Cáffaro, de origen socialista, viene gobernando el distrito desde 2007 y se convirtió al kirchnerismo en 2009. “Está en el peor de los mundos, perdió la capacidad de reacción y el olfato político y encima no tiene sucesor porque no dejó que creciera nadie dentro de su coalición, con lo cual está obligado a presentarse otra vez aunque no tenga ganas”, comenta a MDZ un intendente de esa región que lo conoce desde hace años. 

Por estos días el gran problema que enfrenta la gestión de Cáffaro es una ola de inseguridad que ha provocado cuatro crímenes el mes pasado. La violencia no era algo habitual en Zárate y el impacto de esos asesinatos convulsionó a los habitantes, sobre todo por el silencio de las autoridades del municipio. Nadie se acercó a los familiares de las víctimas cuando hubo un caso de doble asesinato y una mujer que se quedó viuda y perdió a su hijo. Encima, el intendente está peleado con el ministro Sergio Berni, quien alguna vez amagó con intentar competir por ese municipio. “La relación entre ambos quedó tan maltrecha que Zárate recibe menos recursos y patrulleros que San Nicolás o Campana, gobernadas por el PRO”, comenta un dirigente regional. 
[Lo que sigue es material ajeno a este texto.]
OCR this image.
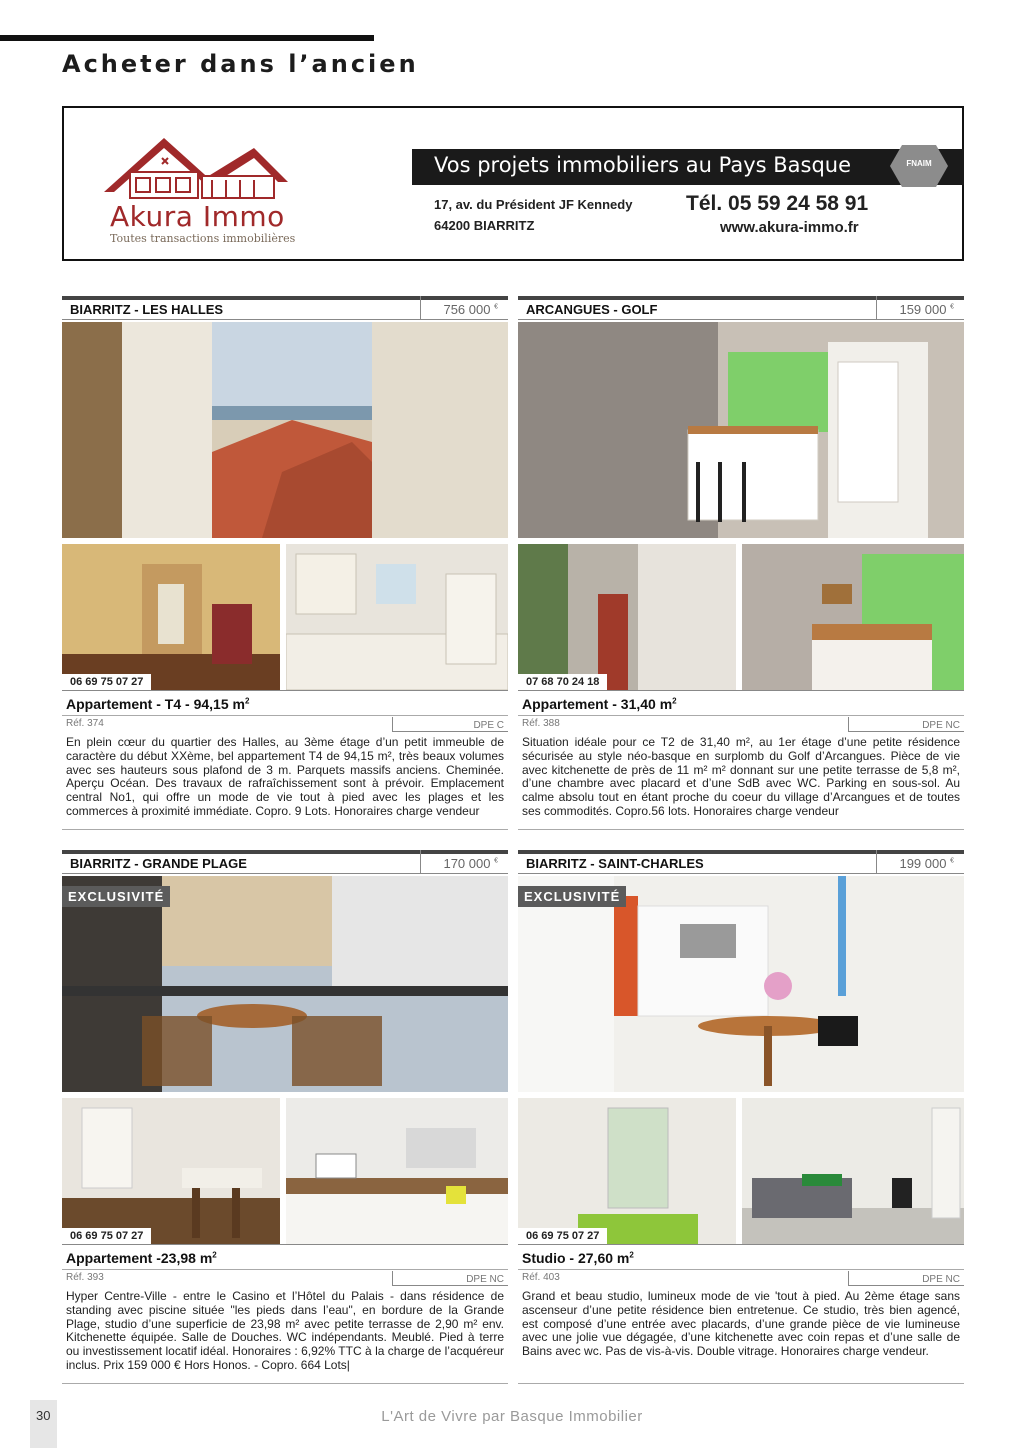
Acheter dans l’ancien
Akura Immo
Toutes transactions immobilières
Vos projets immobiliers au Pays Basque	FNAIM
17, av. du Président JF Kennedy
64200 BIARRITZ
Tél. 05 59 24 58 91
www.akura-immo.fr
BIARRITZ - LES HALLES	756 000 €
06 69 75 07 27
Appartement - T4 - 94,15 $m^2$
Réf. 374	DPE C

En plein cœur du quartier des Halles, au 3ème étage d’un petit immeuble de caractère du début XXème, bel appartement T4 de 94,15 m², très beaux volumes avec ses hauteurs sous plafond de 3 m. Parquets massifs anciens. Cheminée. Aperçu Océan. Des travaux de rafraîchissement sont à prévoir. Emplacement central No1, qui offre un mode de vie tout à pied avec les plages et les commerces à proximité immédiate. Copro. 9 Lots. Honoraires charge vendeur

ARCANGUES - GOLF	159 000 €
07 68 70 24 18
Appartement - 31,40 $m^2$
Réf. 388	DPE NC

Situation idéale pour ce T2 de 31,40 m², au 1er étage d’une petite résidence sécurisée au style néo-basque en surplomb du Golf d’Arcangues. Pièce de vie avec kitchenette de près de 11 m² m² donnant sur une petite terrasse de 5,8 m², d’une chambre avec placard et d’une SdB avec WC. Parking en sous-sol. Au calme absolu tout en étant proche du coeur du village d’Arcangues et de toutes ses commodités. Copro.56 lots. Honoraires charge vendeur

BIARRITZ - GRANDE PLAGE	170 000 €
EXCLUSIVITÉ
06 69 75 07 27
Appartement -23,98 $m^2$
Réf. 393	DPE NC

Hyper Centre-Ville - entre le Casino et l’Hôtel du Palais - dans résidence de standing avec piscine située "les pieds dans l’eau", en bordure de la Grande Plage, studio d’une superficie de 23,98 m² avec petite terrasse de 2,90 m² env. Kitchenette équipée. Salle de Douches. WC indépendants. Meublé. Pied à terre ou investissement locatif idéal. Honoraires : 6,92% TTC à la charge de l’acquéreur inclus. Prix 159 000 € Hors Honos. - Copro. 664 Lots|

BIARRITZ - SAINT-CHARLES	199 000 €
EXCLUSIVITÉ
06 69 75 07 27
Studio - 27,60 $m^2$
Réf. 403	DPE NC

Grand et beau studio, lumineux mode de vie 'tout à pied. Au 2ème étage sans ascenseur d’une petite résidence bien entretenue. Ce studio, très bien agencé, est composé d’une entrée avec placards, d’une grande pièce de vie lumineuse avec une jolie vue dégagée, d’une kitchenette avec coin repas et d’une salle de Bains avec wc. Pas de vis-à-vis. Double vitrage. Honoraires charge vendeur.

30	L'Art de Vivre par Basque Immobilier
El impacto de la inseguridad se suma al crecimiento de villas y asentamientos. Nadie sabe a ciencia cierta cómo en tan pocos años Zárate pasó a tener 41 asentamientos de una marginalidad extrema. Cuentan las fuentes consultadas que los niveles de marginalidad detectados en esta ciudad son muy similares a los peores de La Matanza, de ahí que se habla de un fenómeno de conurbanización acelerado que golpea al tejido social de este distrito estratégico de la Segunda Sección. La acumulación de errores del jefe comunal motivo su ruptura con el peronismo local que responde al secretario general de la UOM, Abel Furlán, uno de los sindicalistas más cercanos a Máximo Kirchner.

El divorcio de Cáffaro con el PJ generó que se quede sin control del Concejo Deliberante. El alcalde tiene apenas cuatro ediles que le responden sobre 20. El bloque de Juntos por el Cambio tiene 9 bancas y es conducido por el ganador de la elección local en el 21, Marcelo Matzkin, quien aparece en todos los sondeos como el favorito para quedarse con el municipio. Matzkin pertenece al grupo territorial que maneja el precandidato a gobernador Cristian Ritondo y se alinea regionalmente con el diputado provincial Matias Ranzini y el armador seccional Juan Novelli. Patricia Bullrich y los hermanos Passaglia, influyentes en la zona, también apuestan por la candidatura del concejal del PRO. 

El intendente, como si fuera poco, fue denunciado por financiar al equipo de básquet de Zárate con fondos del municipio. El dinero para sostener el club sale de una sobretasa que se le cobra a comercios y pymes. Además, este año enfrentará un juicio oral en los tribunales de San Martín por malversación de fondos, causa por la que está procesado. También quedó golpeado por el caso de los rugbiers de esa localidad que asesinaron a Fernando Báez Sosa. La opinión pública esperaba alguna explicación del alcalde respecto a que el abogado de los asesinos, además, trabaja para el municipio.